Her girls had been having behavior problems at school to the extent that one child had been kicked off the school bus.
“When kids are having a problem, sometimes they can’t talk it out, so they’ll act it out,” Johnson explained.
But recently, things were looking up. The girls were doing much better in school, and when Christmas came, community volunteers delivered a bundle of presents for the holidays. The mother told Johnson it was her best Christmas ever.
Before that, “she was very suspicious of everything,” Johnson said. “But now she’s more trusting. She thinks people really do care.”
Johnson knocked on the motel room door, and after a moment of rustling inside, a young blond woman in a bathrobe answered. At her bare feet were scattered crayons, evidence of her son’s coloring project that morning.
She invited Johnson in, apologizing for the mess.
After some conversation, it became clear that she was getting desperate. She was planning to leave her daughters with their grandmother while she went away to stay with a friend. There, she would try to raise the money she needed to get her driver’s license back.
The girls would have to change schools, something they didn’t want to do.
As she talked, the young mother fought to maintain her composure.
“Anything I can do to help, kiddo?” Johnson asked gently.
“No, I’m kind of beyond that now,” she answered, lifting her preschool son to her lap.
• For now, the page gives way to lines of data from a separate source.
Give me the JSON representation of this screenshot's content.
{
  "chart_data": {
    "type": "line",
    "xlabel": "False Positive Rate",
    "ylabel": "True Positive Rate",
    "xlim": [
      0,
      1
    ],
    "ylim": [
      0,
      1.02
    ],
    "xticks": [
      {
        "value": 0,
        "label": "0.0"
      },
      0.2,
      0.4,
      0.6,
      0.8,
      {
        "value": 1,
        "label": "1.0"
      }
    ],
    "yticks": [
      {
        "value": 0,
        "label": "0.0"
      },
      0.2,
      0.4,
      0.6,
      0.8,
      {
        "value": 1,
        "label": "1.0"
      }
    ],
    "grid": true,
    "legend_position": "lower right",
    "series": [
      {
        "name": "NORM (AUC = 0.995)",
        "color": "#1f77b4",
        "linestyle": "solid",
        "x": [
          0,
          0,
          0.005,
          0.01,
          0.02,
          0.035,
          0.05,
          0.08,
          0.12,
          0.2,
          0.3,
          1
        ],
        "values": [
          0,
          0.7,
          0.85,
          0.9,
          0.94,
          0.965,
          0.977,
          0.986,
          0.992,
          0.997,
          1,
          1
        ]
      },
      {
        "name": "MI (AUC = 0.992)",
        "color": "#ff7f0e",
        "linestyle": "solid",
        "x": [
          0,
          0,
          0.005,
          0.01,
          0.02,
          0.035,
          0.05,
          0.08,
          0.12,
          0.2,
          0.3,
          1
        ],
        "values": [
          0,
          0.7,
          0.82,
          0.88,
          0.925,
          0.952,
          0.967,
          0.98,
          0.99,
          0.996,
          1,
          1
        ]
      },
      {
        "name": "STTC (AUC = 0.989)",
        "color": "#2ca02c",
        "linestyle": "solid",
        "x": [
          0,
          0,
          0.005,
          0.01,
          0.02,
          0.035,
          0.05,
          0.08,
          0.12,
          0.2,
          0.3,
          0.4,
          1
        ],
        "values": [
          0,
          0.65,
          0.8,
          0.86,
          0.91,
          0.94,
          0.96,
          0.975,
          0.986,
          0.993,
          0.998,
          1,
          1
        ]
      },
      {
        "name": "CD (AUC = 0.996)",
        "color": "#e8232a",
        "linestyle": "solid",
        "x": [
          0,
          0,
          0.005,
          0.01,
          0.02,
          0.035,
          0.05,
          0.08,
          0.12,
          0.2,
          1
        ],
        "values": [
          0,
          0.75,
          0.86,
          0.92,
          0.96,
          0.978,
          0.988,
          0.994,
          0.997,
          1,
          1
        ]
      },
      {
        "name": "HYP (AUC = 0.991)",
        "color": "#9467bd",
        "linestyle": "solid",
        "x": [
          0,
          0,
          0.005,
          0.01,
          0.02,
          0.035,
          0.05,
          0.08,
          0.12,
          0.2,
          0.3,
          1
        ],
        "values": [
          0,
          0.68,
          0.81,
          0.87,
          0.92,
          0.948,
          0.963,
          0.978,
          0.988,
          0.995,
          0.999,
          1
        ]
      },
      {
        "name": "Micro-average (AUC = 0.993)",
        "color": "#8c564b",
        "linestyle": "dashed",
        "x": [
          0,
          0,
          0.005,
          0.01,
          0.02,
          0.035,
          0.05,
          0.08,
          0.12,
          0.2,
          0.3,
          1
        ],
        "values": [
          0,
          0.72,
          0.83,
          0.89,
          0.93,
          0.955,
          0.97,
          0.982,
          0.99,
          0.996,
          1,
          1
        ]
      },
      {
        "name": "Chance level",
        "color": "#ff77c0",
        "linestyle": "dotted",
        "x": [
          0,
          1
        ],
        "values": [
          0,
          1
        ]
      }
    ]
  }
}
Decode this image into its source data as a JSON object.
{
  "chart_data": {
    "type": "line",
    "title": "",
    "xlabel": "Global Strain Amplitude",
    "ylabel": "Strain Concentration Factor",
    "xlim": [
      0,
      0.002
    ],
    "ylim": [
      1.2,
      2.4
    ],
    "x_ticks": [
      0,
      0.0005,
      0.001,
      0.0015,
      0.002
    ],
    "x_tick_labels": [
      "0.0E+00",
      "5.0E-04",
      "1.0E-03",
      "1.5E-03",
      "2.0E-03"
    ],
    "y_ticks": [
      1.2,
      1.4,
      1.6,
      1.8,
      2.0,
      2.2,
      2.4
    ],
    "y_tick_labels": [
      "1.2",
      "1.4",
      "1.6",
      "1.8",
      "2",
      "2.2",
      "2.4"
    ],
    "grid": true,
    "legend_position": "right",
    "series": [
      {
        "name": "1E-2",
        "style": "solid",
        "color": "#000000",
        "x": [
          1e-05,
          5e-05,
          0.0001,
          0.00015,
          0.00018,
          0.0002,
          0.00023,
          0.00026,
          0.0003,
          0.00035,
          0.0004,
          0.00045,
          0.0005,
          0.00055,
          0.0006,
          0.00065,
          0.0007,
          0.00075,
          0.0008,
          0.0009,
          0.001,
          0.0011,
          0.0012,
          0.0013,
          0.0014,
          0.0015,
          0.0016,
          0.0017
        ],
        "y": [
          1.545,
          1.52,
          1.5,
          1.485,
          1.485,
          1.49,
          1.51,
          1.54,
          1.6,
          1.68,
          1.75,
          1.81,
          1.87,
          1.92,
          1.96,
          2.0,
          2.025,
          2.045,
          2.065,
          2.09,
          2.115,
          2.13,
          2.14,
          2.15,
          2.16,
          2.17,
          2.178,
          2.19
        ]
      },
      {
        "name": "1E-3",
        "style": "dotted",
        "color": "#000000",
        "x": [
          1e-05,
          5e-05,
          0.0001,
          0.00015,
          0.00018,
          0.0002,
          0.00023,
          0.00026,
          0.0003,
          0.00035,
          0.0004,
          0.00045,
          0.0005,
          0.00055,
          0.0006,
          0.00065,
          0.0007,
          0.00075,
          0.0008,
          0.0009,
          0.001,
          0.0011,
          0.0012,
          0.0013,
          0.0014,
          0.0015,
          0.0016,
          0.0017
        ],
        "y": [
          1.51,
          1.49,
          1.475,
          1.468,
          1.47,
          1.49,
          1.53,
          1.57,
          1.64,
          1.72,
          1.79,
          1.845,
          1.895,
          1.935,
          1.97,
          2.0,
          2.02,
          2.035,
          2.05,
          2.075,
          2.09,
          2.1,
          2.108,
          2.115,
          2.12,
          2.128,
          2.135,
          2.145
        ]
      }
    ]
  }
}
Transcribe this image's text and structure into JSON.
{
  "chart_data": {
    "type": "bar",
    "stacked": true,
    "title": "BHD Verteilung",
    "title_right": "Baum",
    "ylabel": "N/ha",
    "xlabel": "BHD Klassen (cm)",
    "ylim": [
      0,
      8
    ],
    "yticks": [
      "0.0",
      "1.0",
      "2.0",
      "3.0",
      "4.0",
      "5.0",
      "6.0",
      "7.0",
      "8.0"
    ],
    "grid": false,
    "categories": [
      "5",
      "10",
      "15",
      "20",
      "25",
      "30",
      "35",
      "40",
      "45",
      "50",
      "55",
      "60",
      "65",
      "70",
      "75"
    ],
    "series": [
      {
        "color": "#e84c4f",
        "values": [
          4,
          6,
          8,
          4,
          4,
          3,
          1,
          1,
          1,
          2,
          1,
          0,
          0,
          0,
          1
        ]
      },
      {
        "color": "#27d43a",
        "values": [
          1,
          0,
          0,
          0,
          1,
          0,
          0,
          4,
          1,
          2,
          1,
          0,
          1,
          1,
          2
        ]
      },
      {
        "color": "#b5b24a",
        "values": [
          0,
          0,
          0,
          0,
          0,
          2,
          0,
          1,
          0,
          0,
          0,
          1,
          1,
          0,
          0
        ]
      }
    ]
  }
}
She played with his toes and listened quietly as Johnson suggested a meeting with teachers to make the transition smoother for her girls.
The young woman nodded but didn’t look at Johnson, as if fearing that opening her mouth would cause sobs to spill forth.
After leaving, Johnson was subdued.
“The most devastating thing for kids is abandonment,” he said later. “They don’t ever bounce back from that.”
Johnson would visit the woman again in a few days, armed with a list of options short of leaving her children.
Although Johnson doesn’t always succeed in achieving a secure, healthy home environment for children, his house calls have made a difference for many students, principals say. His work also has taken the pressure off teachers to provide things such as clothes and food for needy children.
“It’s critical,” Ramsey Principal Walker said of the family resource position.
Now, the job is paid with state tobacco tax proceeds which are earmarked for substance abuse programs. By supporting families of troubled elementary students, the school district hopes to build traits in those children to help them resist drugs as they grow older.
In the short term, much of what Johnson does simply gets children to class, which increases their chances of success in the long run.
“Doing this kind of stuff can be really frustrating,” Johnson admitted. “But knowing there are so many organizations and agencies that can help people out, that makes it real doable.”